Langkah tersebut perlu diambil dalam upaya untuk mempertahankan integritas pemilu sekaligus memastikan setiap pelanggaran harus mendapatkan tindakan sesuai prosedur hukum yang berlaku.

Rahmat tak menampik bahwa celah pelanggaran Pemilu selalu ada. Namun, yang terpenting bagi Bawaslu, kata dia, bagaimana pelanggaran tersebut bisa mempengaruhi hasil pemilu.

"Setiap suara TPS dan setiap suara dalam rekapitulasi harus memiliki bobot yang sama dalam menentukan hasil akhir," tegas Rahmat.

Sengketa Pemilu

Dalam sejarah pemilu di Indonesia, Rahmat mencatat bahwa sengketa Pileg cenderung lebih mendominasi dibandingkan sengketa yang terkait Pilpres.

Secara spesifik, Rahmat menyoroti kasus perubahan Daftar Pemilih Tetap (DPT) di Kuala Lumpur, Malaysia. Menurutnya, terdapat indikasi pelanggaran yang dilakukan tanpa mengikuti prosedur yang telah ditetapkan oleh Undang-Undang.

Di Kuala Lumpur, dari total sekitar 440 ribu Warga Negara Indonesia (WNI), hanya 68 ribu pemilih yang terverifikasi.

Kasus ini menjadi titik awal yang mengungkap adanya persoalan dalam pencatatan WNI di luar negeri, sehingga memerlukan evaluasi terhadap metode pos yang digunakan.
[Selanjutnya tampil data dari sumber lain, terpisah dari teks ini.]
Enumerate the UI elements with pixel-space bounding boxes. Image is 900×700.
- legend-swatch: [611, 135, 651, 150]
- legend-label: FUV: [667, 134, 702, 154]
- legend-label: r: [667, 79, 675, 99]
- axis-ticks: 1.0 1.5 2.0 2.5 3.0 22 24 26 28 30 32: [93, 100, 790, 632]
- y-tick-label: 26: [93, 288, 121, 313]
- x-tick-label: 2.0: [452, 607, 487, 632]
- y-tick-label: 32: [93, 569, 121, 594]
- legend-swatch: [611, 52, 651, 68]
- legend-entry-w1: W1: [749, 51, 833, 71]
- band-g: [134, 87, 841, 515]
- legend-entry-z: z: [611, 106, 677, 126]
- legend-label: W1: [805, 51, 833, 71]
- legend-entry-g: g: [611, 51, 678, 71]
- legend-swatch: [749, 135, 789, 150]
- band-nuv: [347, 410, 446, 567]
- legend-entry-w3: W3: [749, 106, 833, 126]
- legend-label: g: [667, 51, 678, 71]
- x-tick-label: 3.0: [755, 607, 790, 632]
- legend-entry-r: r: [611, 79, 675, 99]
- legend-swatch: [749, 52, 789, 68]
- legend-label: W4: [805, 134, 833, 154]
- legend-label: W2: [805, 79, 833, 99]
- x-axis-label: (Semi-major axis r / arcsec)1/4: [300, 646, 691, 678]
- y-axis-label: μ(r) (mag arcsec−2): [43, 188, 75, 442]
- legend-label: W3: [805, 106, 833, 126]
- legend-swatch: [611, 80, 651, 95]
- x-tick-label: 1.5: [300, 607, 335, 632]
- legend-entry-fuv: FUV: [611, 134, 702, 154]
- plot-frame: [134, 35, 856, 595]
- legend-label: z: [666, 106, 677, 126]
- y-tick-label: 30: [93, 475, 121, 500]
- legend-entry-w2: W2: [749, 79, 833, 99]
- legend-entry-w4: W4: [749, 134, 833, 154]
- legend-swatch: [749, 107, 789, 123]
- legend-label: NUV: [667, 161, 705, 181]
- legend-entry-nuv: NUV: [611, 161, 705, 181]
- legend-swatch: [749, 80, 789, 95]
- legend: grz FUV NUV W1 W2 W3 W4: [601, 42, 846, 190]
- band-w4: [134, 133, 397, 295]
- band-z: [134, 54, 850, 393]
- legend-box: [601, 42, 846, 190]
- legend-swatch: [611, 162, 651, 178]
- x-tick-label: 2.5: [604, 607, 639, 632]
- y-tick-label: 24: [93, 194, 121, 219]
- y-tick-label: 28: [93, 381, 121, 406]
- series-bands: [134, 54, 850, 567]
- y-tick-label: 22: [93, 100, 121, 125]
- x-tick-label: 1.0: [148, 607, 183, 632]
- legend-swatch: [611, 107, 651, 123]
Padahal, kata Rahmat, Komisi Pemilihan Umum (KPU) tidak boleh mengabaikan aspek administratif yang menjadi pondasi penting dalam penyelenggaraan pemilu.

Sejak tahun 2008, Bawaslu telah mengawasi proses pemilu dan berhasil membawa tindak pidana pemilu ke pengadilan, termasuk kasus di Kuala Lumpur. 

Rahmat mengaku bangga dapat membawa kasus di Kuala Lumpur masuk ke tahap pengadilan. Namun, ia tak menampik bahwa penanganan kasus di luar negeri memiliki kompleksitas tersendiri yang menambah kerumitan dalam prosesnya.

Kawal Pemilu Tetap Kondusif 

Sementara itu, Kemenko Polhukam memastikan bahwa secara umum, pelaksanaan tahapan Pemilu 2024 berjalan kondusif, meskipun terdapat beberapa permasalahan yang muncul, termasuk terkait rekapitulasi suara. 

"Berdasarkan hasil pemantauan dan monitoring, tahapan Pemilu secara keseluruhan masih berjalan dengan baik," ujar Deputi Bidang Koordinasi Politik Dalam Negeri Kemenko Polhukam RI, Mayjen TNI Heri Wiranto, dalam forum yang sama.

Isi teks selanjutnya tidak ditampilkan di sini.